Federal education loan – Explained
Federal education loan – Explained
You hear such a lot about the Federal education loan and you tend to wonder what exactly these are. A Federal education loan comes under Government student loans and these are available for all types of students (minor and adults) without the requirement of a co-signer. Contrasting it are the private student loans, which by default need a co-signer in terms of the security requirement for the loan.
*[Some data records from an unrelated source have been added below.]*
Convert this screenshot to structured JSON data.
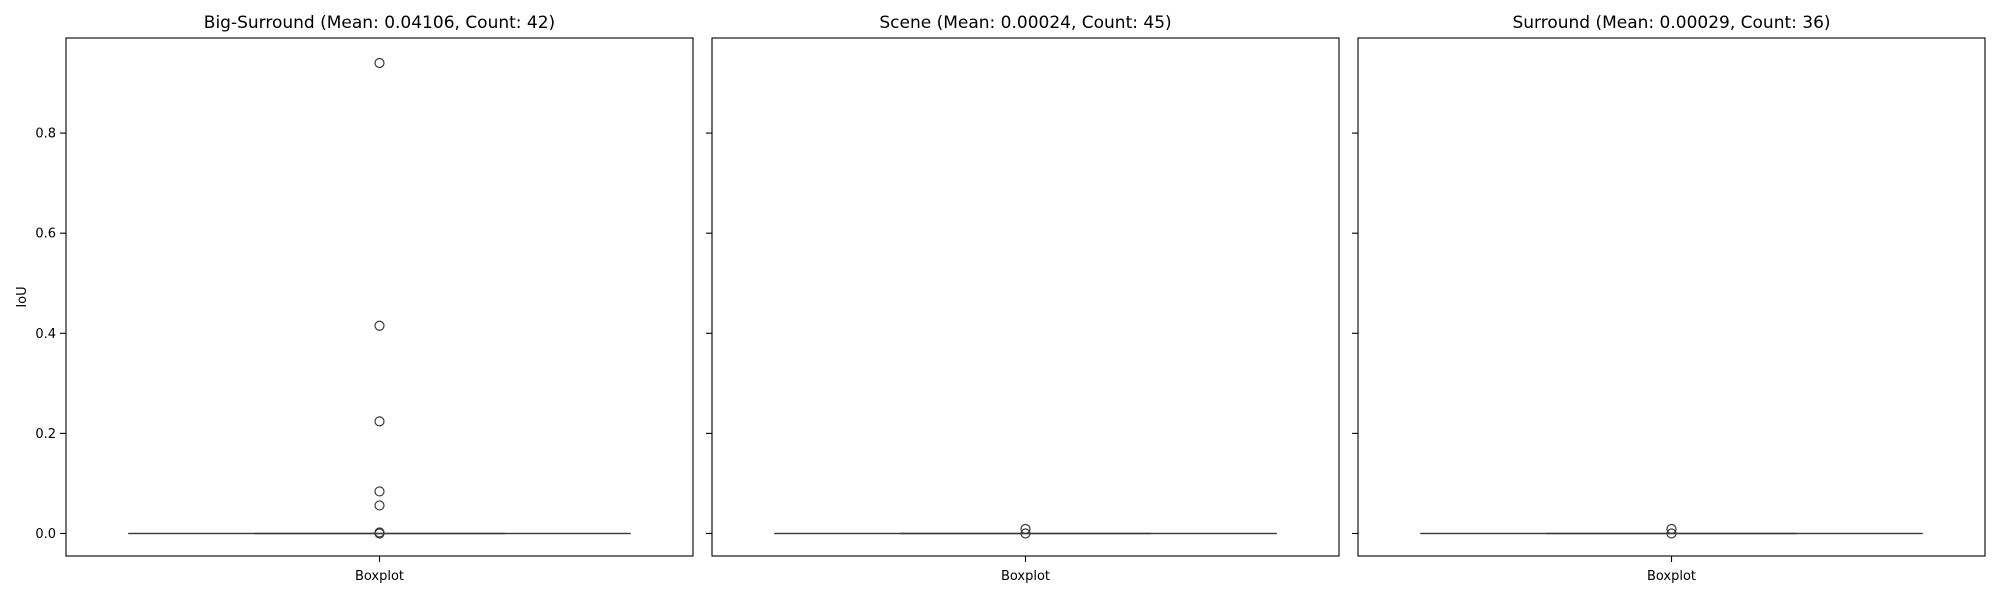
{
  "chart_data": [
    {
      "type": "box",
      "title": "Big-Surround (Mean:  0.04106, Count: 42)",
      "ylabel": "IoU",
      "categories": [
        "Boxplot"
      ],
      "ylim": [
        -0.045,
        0.99
      ],
      "yticks": [
        "0.0",
        "0.2",
        "0.4",
        "0.6",
        "0.8"
      ],
      "box": {
        "q1": 0.0,
        "median": 0.0,
        "q3": 0.0,
        "whisker_low": 0.0,
        "whisker_high": 0.0
      },
      "outliers": [
        0.94,
        0.415,
        0.224,
        0.084,
        0.056,
        0.002,
        0.0
      ]
    },
    {
      "type": "box",
      "title": "Scene (Mean:  0.00024, Count: 45)",
      "ylabel": "",
      "categories": [
        "Boxplot"
      ],
      "ylim": [
        -0.045,
        0.99
      ],
      "yticks": [],
      "box": {
        "q1": 0.0,
        "median": 0.0,
        "q3": 0.0,
        "whisker_low": 0.0,
        "whisker_high": 0.0
      },
      "outliers": [
        0.009,
        0.0
      ]
    },
    {
      "type": "box",
      "title": "Surround (Mean:  0.00029, Count: 36)",
      "ylabel": "",
      "categories": [
        "Boxplot"
      ],
      "ylim": [
        -0.045,
        0.99
      ],
      "yticks": [],
      "box": {
        "q1": 0.0,
        "median": 0.0,
        "q3": 0.0,
        "whisker_low": 0.0,
        "whisker_high": 0.0
      },
      "outliers": [
        0.009,
        0.0
      ]
    }
  ]
}
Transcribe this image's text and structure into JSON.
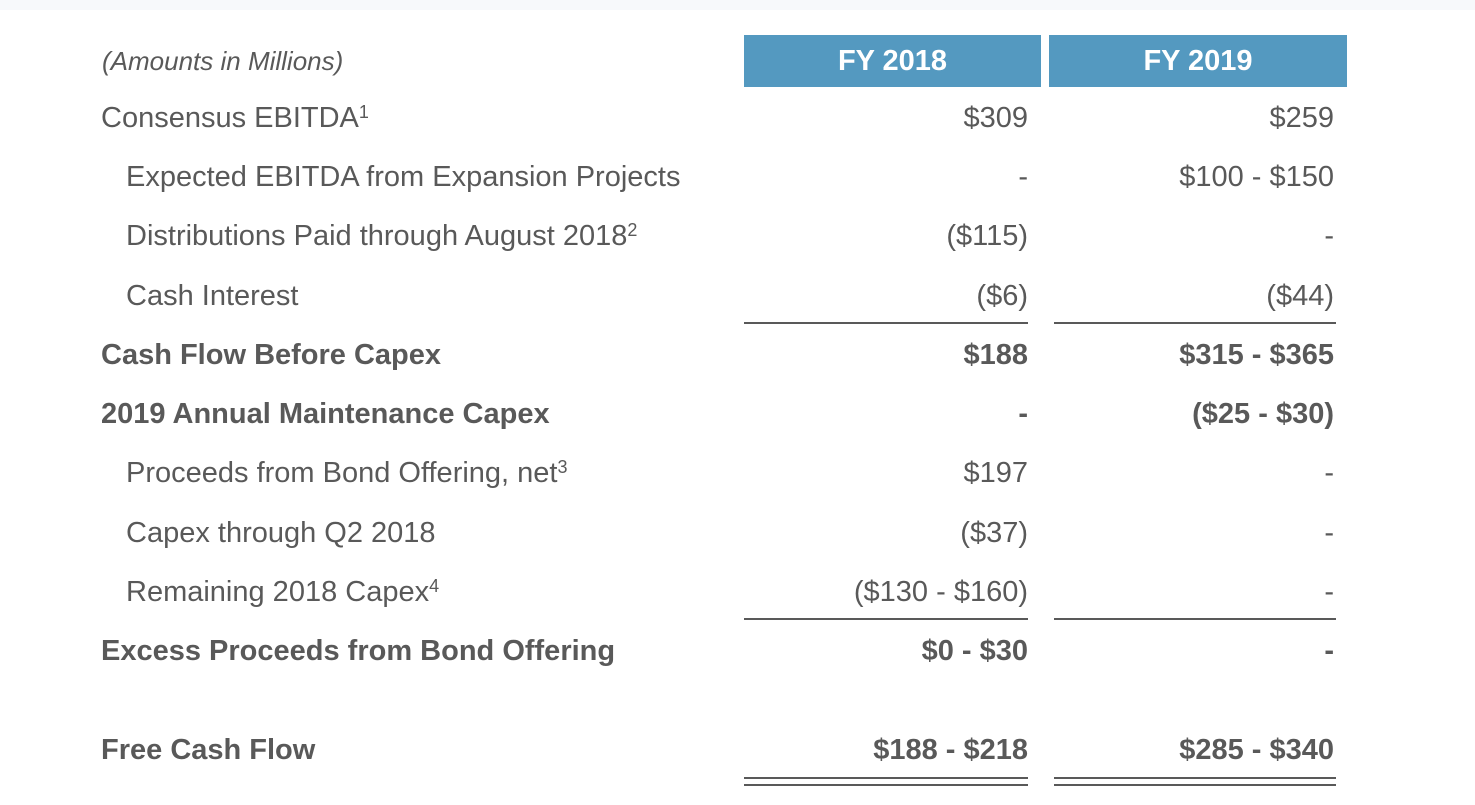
{
  "table": {
    "units_label": "(Amounts in Millions)",
    "columns": [
      "FY 2018",
      "FY 2019"
    ],
    "rows": [
      {
        "label": "Consensus EBITDA",
        "footnote": "1",
        "fy2018": "$309",
        "fy2019": "$259"
      },
      {
        "label": "Expected EBITDA from Expansion Projects",
        "footnote": "",
        "fy2018": "-",
        "fy2019": "$100 - $150"
      },
      {
        "label": "Distributions Paid through August 2018",
        "footnote": "2",
        "fy2018": "($115)",
        "fy2019": "-"
      },
      {
        "label": "Cash Interest",
        "footnote": "",
        "fy2018": "($6)",
        "fy2019": "($44)"
      },
      {
        "label": "Cash Flow Before Capex",
        "footnote": "",
        "fy2018": "$188",
        "fy2019": "$315 - $365"
      },
      {
        "label": "2019 Annual Maintenance Capex",
        "footnote": "",
        "fy2018": "-",
        "fy2019": "($25 - $30)"
      },
      {
        "label": "Proceeds from Bond Offering, net",
        "footnote": "3",
        "fy2018": "$197",
        "fy2019": "-"
      },
      {
        "label": "Capex through Q2 2018",
        "footnote": "",
        "fy2018": "($37)",
        "fy2019": "-"
      },
      {
        "label": "Remaining 2018 Capex",
        "footnote": "4",
        "fy2018": "($130 - $160)",
        "fy2019": "-"
      },
      {
        "label": "Excess Proceeds from Bond Offering",
        "footnote": "",
        "fy2018": "$0 - $30",
        "fy2019": "-"
      },
      {
        "label": "Free Cash Flow",
        "footnote": "",
        "fy2018": "$188 - $218",
        "fy2019": "$285 - $340"
      }
    ]
  },
  "colors": {
    "header_bg": "#5499c0",
    "header_text": "#ffffff",
    "body_text": "#595959"
  }
}
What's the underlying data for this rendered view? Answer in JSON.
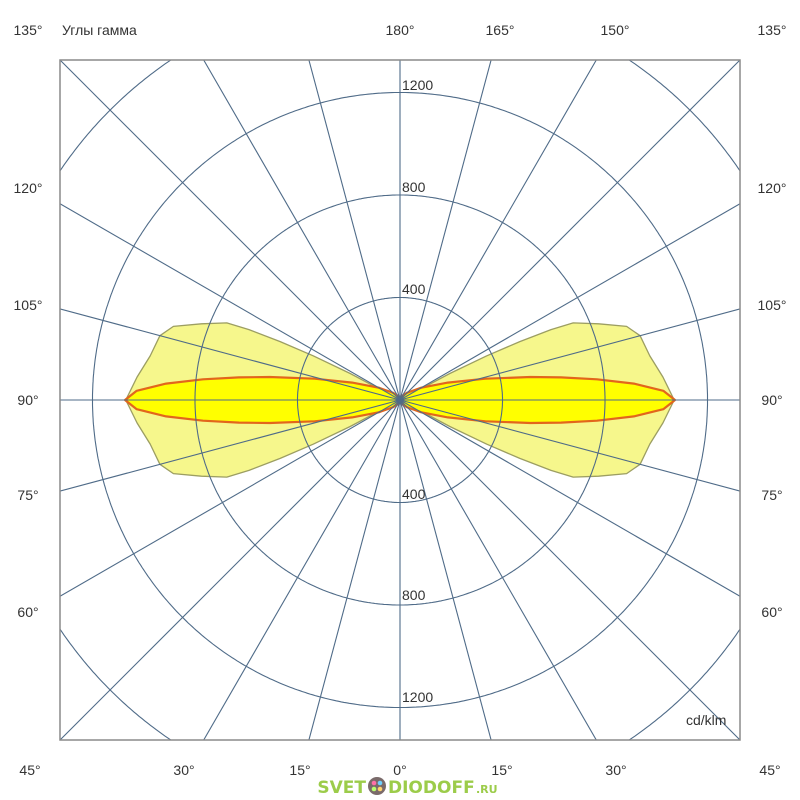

There are loans providers such as the National Student Loan Center (NSLC), which offer both private (low cost) and Federal education loans.
Take for example, the NSLC PLUS loan program – this offers along with exceptionally attractive rates of interest the ability of receiving one hundred per cent funding for the child’s education. In other words, the parents can avail a Federal education loan for school as well as college, inclusive the tuition, boarding, specialized equipment and so on.
Take a look at the other Federal education loans
There is many a Federal education loan, which is available through different financial institutions. In fact, if you look at it, education credit is big business in the USA. This is mostly not because suddenly everyone wants to go for private schools or higher education, but because students today are more savvy about things, and know where to look, and what to do, to make their dreams come true. A Federal education loan is only one of the steps in their ladder towards success.
1. The Perkins Federal education loan
This is one of the most common among the Federal loans offered to graduate as well as non-graduate students. This is a loan, which comes with a 5 per cent interest, is designed for students who are economically challenged. This is directly disbursed from the school to the student after the Government has made the loan provisions ready with the school. The minimum – maximum range is US $4000 – 20,000 per year.
2. The Federal Family Education Loan Program or the FFELP
This is another type of federal program, which has both subsidized and un-subsidized loans. The subsidized loans would mean no interest during the period when the student is still in school. The clock starts clicking with the interest only after the grace period after the graduation. The unsubsidized loans would accrue interest from day one after the loan was disbursed.
3. Federal grants
This is a third type of funding under which whatever money the student gets, he or she would never need to repay the amount. This is more or less comparable with a scholarship, though in order to qualify for this, you would not need to have a genius’ score.